Comfortably accommodating the driver and passenger are contoured sports bucket seats that form part of the cockpit, thereby presenting a good blend of functionality and high-tech operation. Moreover, the cockpit of the new 918 Spyder provides a preview of the possible interior layouts of future Porsche super sports cars.
Interestingly, the 918 Spyder has three free-standing circular dials for road speed (left dial), engine speed (center dial) and energy management (right dial) – reminiscent of racing cars in the 1960s. It also features a center console that rises towards the front, accommodating a touch screen to control the vehicle’s functions.
This touch screen greatly eliminates a number of visible controls, thereby staying true to the principle of direct operation. Interestingly, the sports car’s three-spoke multifunction sports steering wheel is home to driver-relevant control units.

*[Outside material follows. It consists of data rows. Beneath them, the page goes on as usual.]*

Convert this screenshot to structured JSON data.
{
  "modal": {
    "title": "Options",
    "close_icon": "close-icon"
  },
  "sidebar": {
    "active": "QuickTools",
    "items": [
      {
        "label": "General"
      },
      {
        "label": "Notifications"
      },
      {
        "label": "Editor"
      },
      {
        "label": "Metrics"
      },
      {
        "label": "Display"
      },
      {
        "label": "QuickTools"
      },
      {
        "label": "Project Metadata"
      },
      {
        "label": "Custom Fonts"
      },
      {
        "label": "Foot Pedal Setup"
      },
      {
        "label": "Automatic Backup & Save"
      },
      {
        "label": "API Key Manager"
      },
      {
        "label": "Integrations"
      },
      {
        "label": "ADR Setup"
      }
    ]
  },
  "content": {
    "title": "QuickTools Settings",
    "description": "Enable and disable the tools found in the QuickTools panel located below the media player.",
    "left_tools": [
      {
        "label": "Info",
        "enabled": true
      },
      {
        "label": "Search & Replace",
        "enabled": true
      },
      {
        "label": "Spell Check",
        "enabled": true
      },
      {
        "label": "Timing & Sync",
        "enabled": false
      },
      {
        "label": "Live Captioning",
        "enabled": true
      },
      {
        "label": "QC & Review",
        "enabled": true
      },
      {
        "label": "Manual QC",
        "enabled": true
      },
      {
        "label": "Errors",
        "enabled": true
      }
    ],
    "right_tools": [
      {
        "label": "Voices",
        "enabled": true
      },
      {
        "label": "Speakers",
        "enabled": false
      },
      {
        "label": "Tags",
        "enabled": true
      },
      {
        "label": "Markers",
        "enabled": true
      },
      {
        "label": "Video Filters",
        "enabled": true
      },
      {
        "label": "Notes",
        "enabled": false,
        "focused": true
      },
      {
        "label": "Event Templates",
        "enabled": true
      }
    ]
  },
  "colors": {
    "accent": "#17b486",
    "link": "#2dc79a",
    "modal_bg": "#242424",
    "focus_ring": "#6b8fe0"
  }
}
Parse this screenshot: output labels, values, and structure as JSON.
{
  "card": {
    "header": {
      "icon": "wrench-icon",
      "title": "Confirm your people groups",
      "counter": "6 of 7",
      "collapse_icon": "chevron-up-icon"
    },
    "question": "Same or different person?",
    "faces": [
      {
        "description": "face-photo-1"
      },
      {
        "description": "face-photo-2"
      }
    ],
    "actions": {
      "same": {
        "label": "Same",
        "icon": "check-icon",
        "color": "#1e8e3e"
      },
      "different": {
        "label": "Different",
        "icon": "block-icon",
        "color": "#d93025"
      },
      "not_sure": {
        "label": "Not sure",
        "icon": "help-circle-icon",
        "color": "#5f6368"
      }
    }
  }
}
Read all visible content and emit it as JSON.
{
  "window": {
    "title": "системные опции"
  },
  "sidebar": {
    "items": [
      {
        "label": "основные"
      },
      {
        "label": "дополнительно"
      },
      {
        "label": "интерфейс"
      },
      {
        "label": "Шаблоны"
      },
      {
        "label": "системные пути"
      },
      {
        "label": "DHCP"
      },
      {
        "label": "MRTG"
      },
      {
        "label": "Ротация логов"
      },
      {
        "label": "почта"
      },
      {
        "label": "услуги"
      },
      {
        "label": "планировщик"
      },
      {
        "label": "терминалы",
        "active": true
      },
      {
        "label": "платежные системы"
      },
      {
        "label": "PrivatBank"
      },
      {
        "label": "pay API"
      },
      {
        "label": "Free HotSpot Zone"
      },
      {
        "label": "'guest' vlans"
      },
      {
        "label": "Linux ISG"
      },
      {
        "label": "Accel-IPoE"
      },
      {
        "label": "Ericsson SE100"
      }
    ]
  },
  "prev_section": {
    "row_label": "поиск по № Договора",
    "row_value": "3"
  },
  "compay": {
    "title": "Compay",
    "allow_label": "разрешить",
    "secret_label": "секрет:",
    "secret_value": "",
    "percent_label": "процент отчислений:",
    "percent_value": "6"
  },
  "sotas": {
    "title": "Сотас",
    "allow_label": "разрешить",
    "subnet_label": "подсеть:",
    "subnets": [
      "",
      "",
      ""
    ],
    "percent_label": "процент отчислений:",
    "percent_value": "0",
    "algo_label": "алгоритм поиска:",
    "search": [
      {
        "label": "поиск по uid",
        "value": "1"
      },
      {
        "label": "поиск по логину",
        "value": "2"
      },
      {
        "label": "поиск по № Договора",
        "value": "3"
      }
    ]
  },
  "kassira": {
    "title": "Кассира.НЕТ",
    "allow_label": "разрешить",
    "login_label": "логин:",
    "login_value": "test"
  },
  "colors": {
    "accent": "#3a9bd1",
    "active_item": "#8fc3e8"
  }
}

The sports car’s variable driving modes are supported by a switch that allows drivers to access different drive programs while acting as the push-to-pass button for E-boosting. Furthermore, the color of the instrument illumination varies according to the mode selected.
For instance, consumption-focused running modes give off green light while performance-oriented functions emit red light. Furthermore, the Porsche 918 Spyder concept features the Range Manager, which when activated in the Center Display, employs the map in the navigation system to show the remaining range that the sports could cover, thereby allowing a driver to decide the most appropriate performance during the trip. Moreover, the Range Manager displays if a driver could reach a particular destination on sole electric power.